待降節第1主日


十字架の主を迎えよう

 マルコはイエスさまがいかに強い決意をもってエルサレムに向かわれたかということを強調します。《先頭に立って進んでいかれたので、従う者が恐れた》と書いてあるほどです。今イエスさまの目の前には十字架の道が明らかにされているのです。そこに目を注いで歩まれるのです。私たちはこのアドベントに、そのようなイエスさまを迎えようとしているのです。

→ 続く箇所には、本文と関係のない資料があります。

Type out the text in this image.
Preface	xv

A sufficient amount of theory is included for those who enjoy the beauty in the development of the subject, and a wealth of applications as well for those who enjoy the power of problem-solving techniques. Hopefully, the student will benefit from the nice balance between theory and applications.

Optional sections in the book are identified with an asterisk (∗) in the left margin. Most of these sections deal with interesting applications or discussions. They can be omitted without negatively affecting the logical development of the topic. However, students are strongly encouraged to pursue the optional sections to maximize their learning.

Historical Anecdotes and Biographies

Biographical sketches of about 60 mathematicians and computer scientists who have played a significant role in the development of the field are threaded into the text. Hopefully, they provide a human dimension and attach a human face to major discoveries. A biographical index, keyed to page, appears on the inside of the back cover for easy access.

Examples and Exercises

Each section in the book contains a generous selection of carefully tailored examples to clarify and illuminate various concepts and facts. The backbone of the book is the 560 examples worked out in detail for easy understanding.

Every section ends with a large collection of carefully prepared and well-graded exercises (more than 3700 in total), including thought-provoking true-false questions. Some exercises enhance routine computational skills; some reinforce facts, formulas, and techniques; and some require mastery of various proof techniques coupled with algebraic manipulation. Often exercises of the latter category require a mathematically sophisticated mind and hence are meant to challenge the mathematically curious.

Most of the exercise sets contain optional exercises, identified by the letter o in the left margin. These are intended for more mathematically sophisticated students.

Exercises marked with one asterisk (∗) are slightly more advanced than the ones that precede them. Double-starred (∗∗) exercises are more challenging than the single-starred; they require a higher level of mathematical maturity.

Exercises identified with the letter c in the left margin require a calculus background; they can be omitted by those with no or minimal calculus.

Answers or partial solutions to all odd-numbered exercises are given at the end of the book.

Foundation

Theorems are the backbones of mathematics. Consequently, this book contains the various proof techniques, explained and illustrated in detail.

 さて、イエスさまの公の生涯における第一声は「時は満ちた。神の国は近づいた。悔い改めて福音を信じなさい」というものでした。今、十字架の道を歩むために《王》として入城されるイエスさまは、まさにこの《神の国》の支配を実現させるために来られたのです。世界の支配者が交代するのです。従ってヘロデ王が真っ先に敏感な反応を示したのは当然のことです。

 アドベントに私たちがイエスさまを迎える準備をするということは、何よりも先ず、《私たちの王》を迎えるということです。私たちもまたヘロデ王と共に覚悟しなくてはならないのです。ヘロデ王はイエスさまを殺す決心をしました。住民は不安の中で右往左往していたのです。私たちはこの方を私たちの主とする決心ができているでしょうか。

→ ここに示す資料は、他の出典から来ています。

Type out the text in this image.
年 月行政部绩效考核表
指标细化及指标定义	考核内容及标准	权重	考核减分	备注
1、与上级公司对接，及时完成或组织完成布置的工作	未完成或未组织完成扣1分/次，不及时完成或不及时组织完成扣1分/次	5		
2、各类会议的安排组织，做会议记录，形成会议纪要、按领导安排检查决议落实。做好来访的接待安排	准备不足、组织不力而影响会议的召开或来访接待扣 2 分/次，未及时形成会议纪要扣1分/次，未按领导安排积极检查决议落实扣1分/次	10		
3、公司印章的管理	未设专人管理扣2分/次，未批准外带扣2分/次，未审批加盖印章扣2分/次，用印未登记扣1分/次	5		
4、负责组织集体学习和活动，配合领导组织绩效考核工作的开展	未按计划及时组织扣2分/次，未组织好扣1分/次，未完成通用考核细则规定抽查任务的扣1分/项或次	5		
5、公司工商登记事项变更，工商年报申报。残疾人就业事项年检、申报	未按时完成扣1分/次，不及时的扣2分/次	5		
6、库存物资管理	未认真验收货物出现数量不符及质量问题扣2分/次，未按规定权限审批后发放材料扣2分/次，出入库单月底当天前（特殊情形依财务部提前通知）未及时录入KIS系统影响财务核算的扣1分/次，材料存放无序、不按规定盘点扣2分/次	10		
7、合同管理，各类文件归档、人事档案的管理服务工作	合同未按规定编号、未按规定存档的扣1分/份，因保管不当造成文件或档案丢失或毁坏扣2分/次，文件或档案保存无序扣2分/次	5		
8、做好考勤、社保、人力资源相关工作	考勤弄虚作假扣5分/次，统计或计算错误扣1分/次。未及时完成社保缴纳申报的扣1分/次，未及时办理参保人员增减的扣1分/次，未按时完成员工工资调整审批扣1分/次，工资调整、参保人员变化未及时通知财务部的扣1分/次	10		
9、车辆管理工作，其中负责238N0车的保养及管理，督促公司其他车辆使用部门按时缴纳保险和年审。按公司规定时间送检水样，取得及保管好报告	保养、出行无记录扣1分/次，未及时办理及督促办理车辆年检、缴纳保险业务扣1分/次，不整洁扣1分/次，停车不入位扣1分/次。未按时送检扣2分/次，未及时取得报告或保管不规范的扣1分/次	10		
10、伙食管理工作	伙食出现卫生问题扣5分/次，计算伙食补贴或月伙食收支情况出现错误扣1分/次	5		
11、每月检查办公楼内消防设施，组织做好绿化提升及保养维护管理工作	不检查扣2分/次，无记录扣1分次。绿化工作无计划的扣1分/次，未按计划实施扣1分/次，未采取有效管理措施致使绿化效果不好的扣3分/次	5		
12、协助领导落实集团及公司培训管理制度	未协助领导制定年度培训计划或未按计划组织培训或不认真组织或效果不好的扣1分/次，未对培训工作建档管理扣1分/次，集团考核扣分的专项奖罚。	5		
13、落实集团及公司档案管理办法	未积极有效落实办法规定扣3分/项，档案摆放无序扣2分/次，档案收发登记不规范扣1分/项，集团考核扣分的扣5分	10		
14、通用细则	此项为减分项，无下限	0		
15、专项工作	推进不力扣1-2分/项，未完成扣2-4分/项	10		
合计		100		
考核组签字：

 ここでその決心以上に注目すべきことは、《イエスさま》は顔をしっかりとエルサレムに向け、私たち罪人すべてを救うために十字架に向かって歩み始められたという出来事です。たとえヘロデ王がどんなに立腹しようとも、住民がどんなにどちらつかずで、いい加減な態度をとろうとも、イエスさまはすでに神さまの救いのご計画の道を一歩一歩進んでおられるのです。

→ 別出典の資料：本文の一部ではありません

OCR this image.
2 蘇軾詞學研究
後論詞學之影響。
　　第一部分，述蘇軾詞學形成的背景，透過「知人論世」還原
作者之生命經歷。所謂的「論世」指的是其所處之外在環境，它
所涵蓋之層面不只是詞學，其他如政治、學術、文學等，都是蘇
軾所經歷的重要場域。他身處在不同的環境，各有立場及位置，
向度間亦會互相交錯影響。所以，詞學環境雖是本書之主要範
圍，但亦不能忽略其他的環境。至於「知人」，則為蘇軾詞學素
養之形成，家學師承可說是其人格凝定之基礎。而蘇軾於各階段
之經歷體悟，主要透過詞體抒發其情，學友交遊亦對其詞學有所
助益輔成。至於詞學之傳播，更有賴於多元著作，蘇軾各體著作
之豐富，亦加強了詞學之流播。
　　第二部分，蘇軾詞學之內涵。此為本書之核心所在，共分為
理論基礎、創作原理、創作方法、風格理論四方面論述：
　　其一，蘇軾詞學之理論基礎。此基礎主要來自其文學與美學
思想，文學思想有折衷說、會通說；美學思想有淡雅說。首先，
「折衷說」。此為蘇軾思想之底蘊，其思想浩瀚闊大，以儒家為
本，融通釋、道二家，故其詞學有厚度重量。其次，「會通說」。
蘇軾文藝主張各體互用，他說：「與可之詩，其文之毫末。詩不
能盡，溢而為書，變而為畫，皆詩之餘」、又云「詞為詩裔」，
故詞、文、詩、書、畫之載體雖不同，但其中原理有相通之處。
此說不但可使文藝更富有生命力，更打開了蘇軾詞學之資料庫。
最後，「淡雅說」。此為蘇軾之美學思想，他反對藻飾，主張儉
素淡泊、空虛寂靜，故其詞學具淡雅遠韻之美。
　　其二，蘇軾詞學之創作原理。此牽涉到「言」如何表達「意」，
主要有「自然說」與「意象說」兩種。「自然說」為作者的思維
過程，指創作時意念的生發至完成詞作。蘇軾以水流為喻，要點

 しかし私たちはヘロデ王のようではないでしょうか。私たちは今、自分の心を支配しているもの、自分たちがしがみついているものを手放すことができません。私たちの生活を快適にしてくれるものだけを追うような生活から離れることができません。けれどもこのイエスさまの決意の前では、ヘロデのように命がけで抵抗するか、あるいは悔い改めるか、取るべき道は2つに1つなのです。王権の回復というのは「何よりも神のことを第一の事柄とせよ」というプライオリティーを生活の中にしっかりとつけるということなのです。